Last week at work, a Chelsea-supporting colleague (yes, we all have our crosses to bear) spotted me walking down a corridor and asked if he could have a quick word – ‘because it is important’. I nodded, racking my brain in search of what I may have done wrong, but the reason for the urgency quickly became clear: ‘How is Tomas Kalas doing?,’ he asked, eagerly. I replied that, without exaggeration, he might have been the key signing of Fulham’s summer and possesses such confidence on the ball and composure in organising the defence, that we are still very pleased to have secured his services.

These points were only certified during Kalas’ commanding performance at Griffin Park on Friday night. Last season’s scourge Scott Hogan barely had a sniff of the ball – and, when he did, Kalas was quick to swoop in and sweep it away, as he did to set up a second half chance for Sone Aluko with an effortless swing of his right foot. Brentford barely threatened the Fulham penalty area in the first period – not getting close enough to register a shot of any description – but, when the pressure was ramped up after the break, Kalas and his colleagues stood firm. That Championship pedigree that the Middlesbrough fans assured us the Czech came with was reaffirmed in the 20 minute spell where the Bees pressed for an equaliser but were limited to two efforts from Josh Clarke.
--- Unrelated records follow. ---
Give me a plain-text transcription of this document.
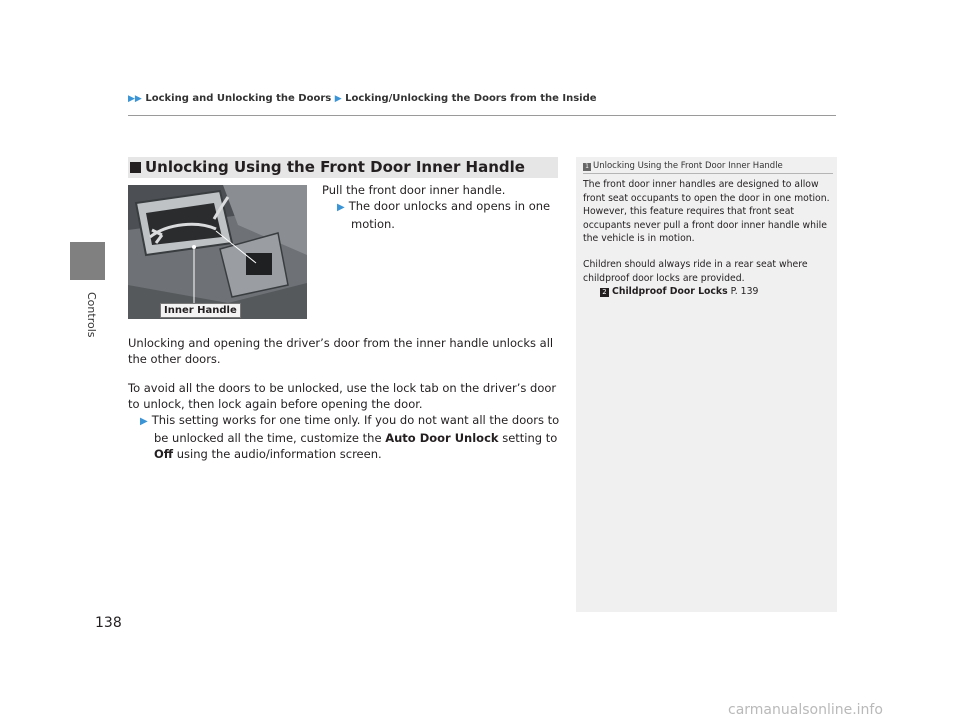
Controls
▶▶ Locking and Unlocking the Doors ▶ Locking/Unlocking the Doors from the Inside
Unlocking Using the Front Door Inner Handle
Inner Handle
Pull the front door inner handle.
▶ The door unlocks and opens in one motion.
Unlocking and opening the driver’s door from the inner handle unlocks all the other doors.
To avoid all the doors to be unlocked, use the lock tab on the driver’s door to unlock, then lock again before opening the door.
▶ This setting works for one time only. If you do not want all the doors to be unlocked all the time, customize the Auto Door Unlock setting to Off using the audio/information screen.
1 Unlocking Using the Front Door Inner Handle
The front door inner handles are designed to allow front seat occupants to open the door in one motion. However, this feature requires that front seat occupants never pull a front door inner handle while the vehicle is in motion.
Children should always ride in a rear seat where childproof door locks are provided.
2 Childproof Door Locks P. 139
138
carmanualsonline.info
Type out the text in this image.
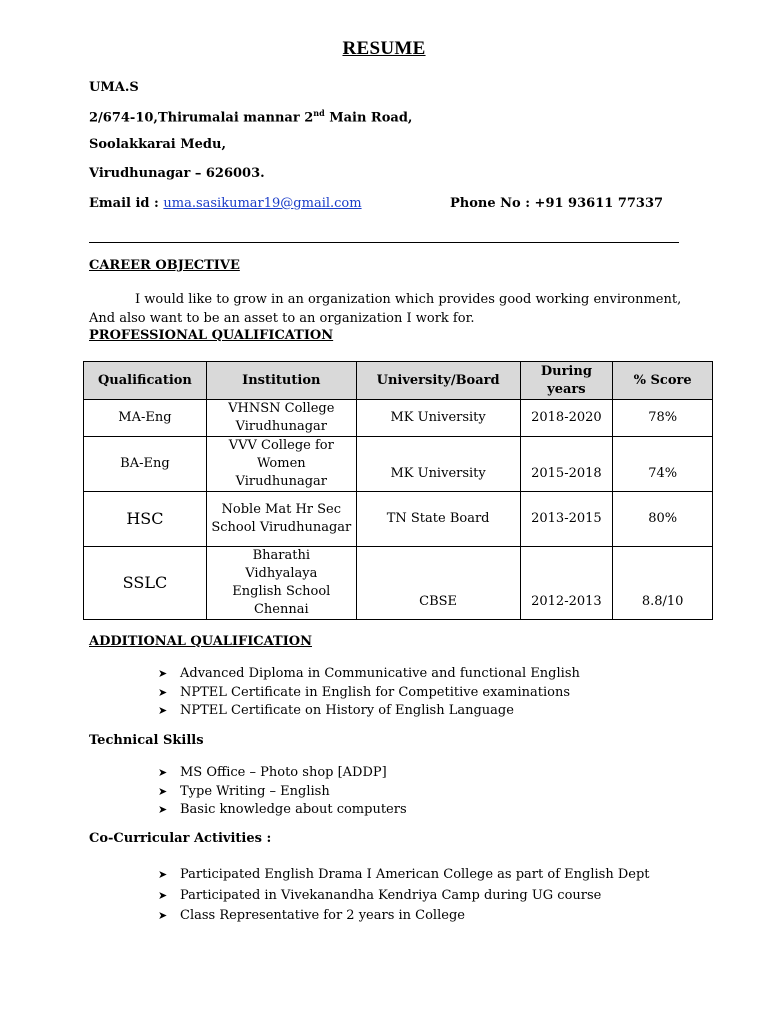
RESUME
UMA.S
2/674-10,Thirumalai mannar 2nd Main Road,
Soolakkarai Medu,
Virudhunagar – 626003.
Email id : uma.sasikumar19@gmail.com	Phone No : +91 93611 77337
CAREER OBJECTIVE
I would like to grow in an organization which provides good working environment,
And also want to be an asset to an organization I work for.
PROFESSIONAL QUALIFICATION
Qualification	Institution	University/Board	During years	% Score
MA-Eng	VHNSN College Virudhunagar	MK University	2018-2020	78%
BA-Eng	VVV College for Women Virudhunagar	MK University	2015-2018	74%
HSC	Noble Mat Hr Sec School Virudhunagar	TN State Board	2013-2015	80%
SSLC	Bharathi Vidhyalaya English School Chennai	CBSE	2012-2013	8.8/10
ADDITIONAL QUALIFICATION
➤ Advanced Diploma in Communicative and functional English
➤ NPTEL Certificate in English for Competitive examinations
➤ NPTEL Certificate on History of English Language
Technical Skills
➤ MS Office – Photo shop [ADDP]
➤ Type Writing – English
➤ Basic knowledge about computers
Co-Curricular Activities :
➤ Participated English Drama I American College as part of English Dept
➤ Participated in Vivekanandha Kendriya Camp during UG course
➤ Class Representative for 2 years in College
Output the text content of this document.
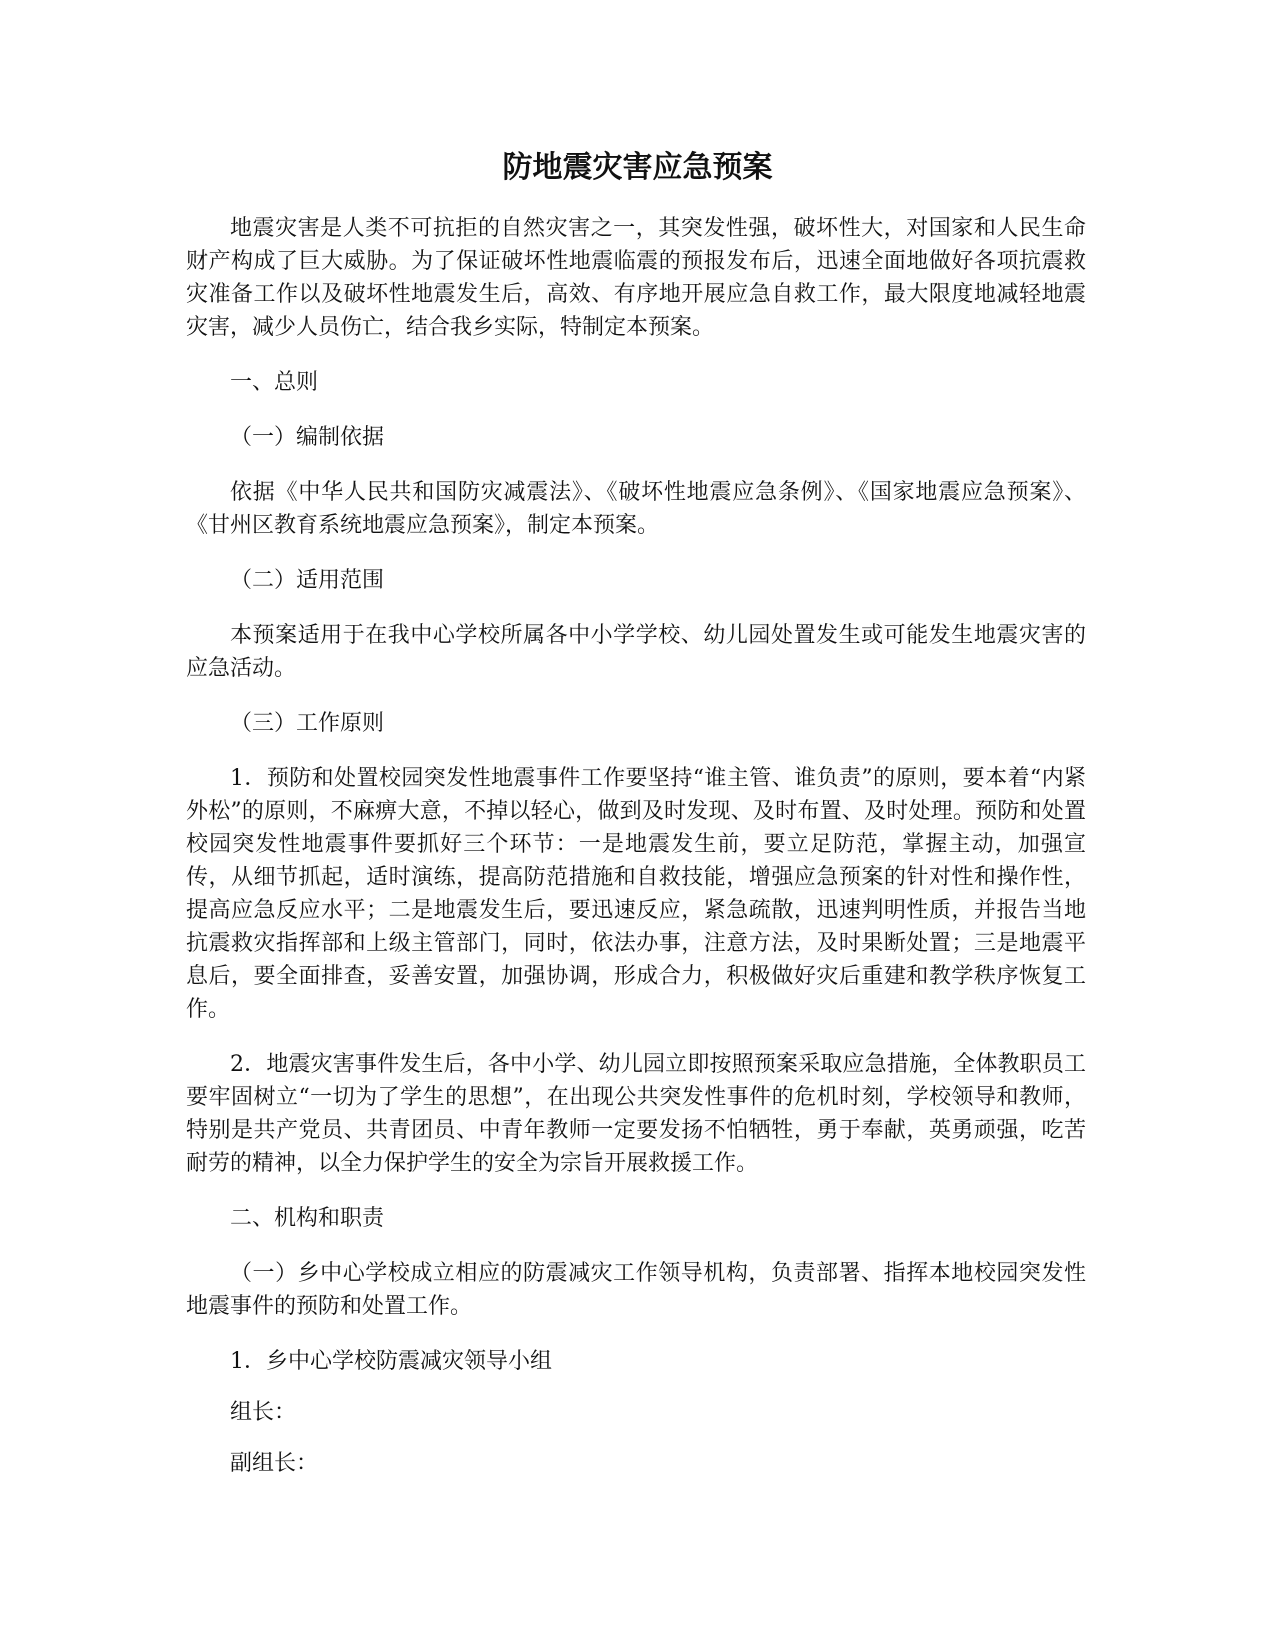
防地震灾害应急预案

地震灾害是人类不可抗拒的自然灾害之一，其突发性强，破坏性大，对国家和人民生命财产构成了巨大威胁。为了保证破坏性地震临震的预报发布后，迅速全面地做好各项抗震救灾准备工作以及破坏性地震发生后，高效、有序地开展应急自救工作，最大限度地减轻地震灾害，减少人员伤亡，结合我乡实际，特制定本预案。

一、总则

（一）编制依据

依据《中华人民共和国防灾减震法》、《破坏性地震应急条例》、《国家地震应急预案》、《甘州区教育系统地震应急预案》，制定本预案。

（二）适用范围

本预案适用于在我中心学校所属各中小学学校、幼儿园处置发生或可能发生地震灾害的应急活动。

（三）工作原则

1．预防和处置校园突发性地震事件工作要坚持“谁主管、谁负责”的原则，要本着“内紧外松”的原则，不麻痹大意，不掉以轻心，做到及时发现、及时布置、及时处理。预防和处置校园突发性地震事件要抓好三个环节：一是地震发生前，要立足防范，掌握主动，加强宣传，从细节抓起，适时演练，提高防范措施和自救技能，增强应急预案的针对性和操作性，提高应急反应水平；二是地震发生后，要迅速反应，紧急疏散，迅速判明性质，并报告当地抗震救灾指挥部和上级主管部门，同时，依法办事，注意方法，及时果断处置；三是地震平息后，要全面排查，妥善安置，加强协调，形成合力，积极做好灾后重建和教学秩序恢复工作。

2．地震灾害事件发生后，各中小学、幼儿园立即按照预案采取应急措施，全体教职员工要牢固树立“一切为了学生的思想”，在出现公共突发性事件的危机时刻，学校领导和教师，特别是共产党员、共青团员、中青年教师一定要发扬不怕牺牲，勇于奉献，英勇顽强，吃苦耐劳的精神，以全力保护学生的安全为宗旨开展救援工作。

二、机构和职责

（一）乡中心学校成立相应的防震减灾工作领导机构，负责部署、指挥本地校园突发性地震事件的预防和处置工作。

1．乡中心学校防震减灾领导小组

组长：

副组长：
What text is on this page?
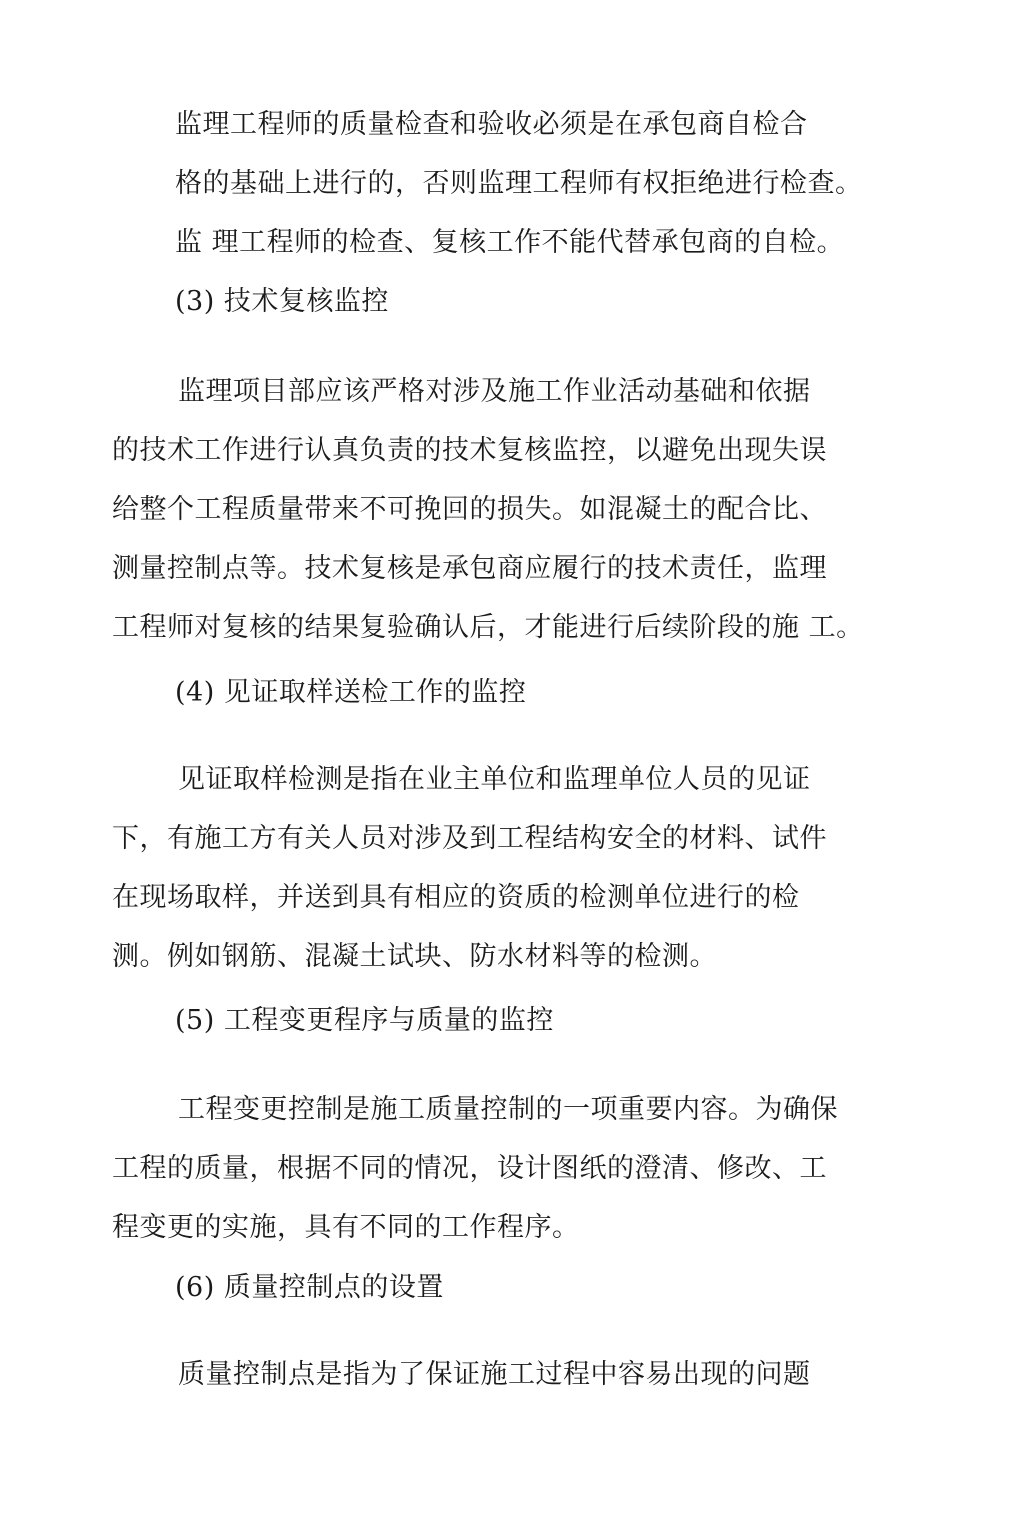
监理工程师的质量检查和验收必须是在承包商自检合
格的基础上进行的，否则监理工程师有权拒绝进行检查。
监 理工程师的检查、复核工作不能代替承包商的自检。
(3) 技术复核监控
监理项目部应该严格对涉及施工作业活动基础和依据
的技术工作进行认真负责的技术复核监控，以避免出现失误
给整个工程质量带来不可挽回的损失。如混凝土的配合比、
测量控制点等。技术复核是承包商应履行的技术责任，监理
工程师对复核的结果复验确认后，才能进行后续阶段的施 工。
(4) 见证取样送检工作的监控
见证取样检测是指在业主单位和监理单位人员的见证
下，有施工方有关人员对涉及到工程结构安全的材料、试件
在现场取样，并送到具有相应的资质的检测单位进行的检
测。例如钢筋、混凝土试块、防水材料等的检测。
(5) 工程变更程序与质量的监控
工程变更控制是施工质量控制的一项重要内容。为确保
工程的质量，根据不同的情况，设计图纸的澄清、修改、工
程变更的实施，具有不同的工作程序。
(6) 质量控制点的设置
质量控制点是指为了保证施工过程中容易出现的问题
It was telling that Slavisa Jokanovic chose to highlight another clean sheet early in his post-match press conference. The Serbian, such a competitor in his playing days, was exasperated by Fulham’s shambolic defending in his early months in charge – and recently had cause to lament the basic errors that were undermining his side’s early improvement this term. Kalas’ composure, as well as his undoubted quality, have made a significant difference upon his return from a hamstring problem – indeed, the 23 year-old has been at the heart of the defence during all of Fulham’s five clean sheets – a total that has already eclipsed what they managed throughout the whole of last season.

The solidity that Kalas provides in that back four has allowed Jokanovic to become slightly more adventurous, even in the big contests. So complete was the 6ft 1/2in centre back’s nullification of Hogan’s threat that Kevin McDonald’s deployment as the single holding midfielder never really posed a problem and the powerful, overlapping runs of both full backs offered the genuine width that Fulham have sometimes lacked. Kalas’ reading of the game – he made two interceptions, one block and nine successful clearances – is often overlooked when people list his attributes, but it often allows swift redistribution of the ball to a midfield that now comprises a host of playmakers.

Kalas’ position as the first choice centre back was only enhanced by his period out of the team – when dreadful defensive blunders saw Fulham lose twice to Bristol City, contrive to be beaten at home having dominated QPR and slip up in an even game at Villa Park – and his assertiveness makes the timely return from injury a welcome one. Although he isn’t tall by modern standards, Kalas didn’t lose a single aerial duel at Brentford and his positioning was spot on to repel a number of second half crosses. There are certainly encouraging signs, too, that his partnership with Ragnar Sigurdsson is gelling nicely – and given that he had struck up a good bond with Michael Madl in the early part of the campaign, that bodes well for the remainder of the season.

What the future holds for the highly-rated Kalas remains to be seen. He has been scathing about his previous use by his parent club – once telling a Czech radio station that he was used as ‘a player for training sessions. If they need a cone they put me there instead’ – and hinted that he might be time to move on from Stamford Bridge permanently before his loan move this summer. Chelsea were reportedly close to agreeing a fee with Middlesbrough for his permanent transfer, but for the moment this latest loan deal has Fulham reaping the rewards of procuring a talented player eager to prove his worth.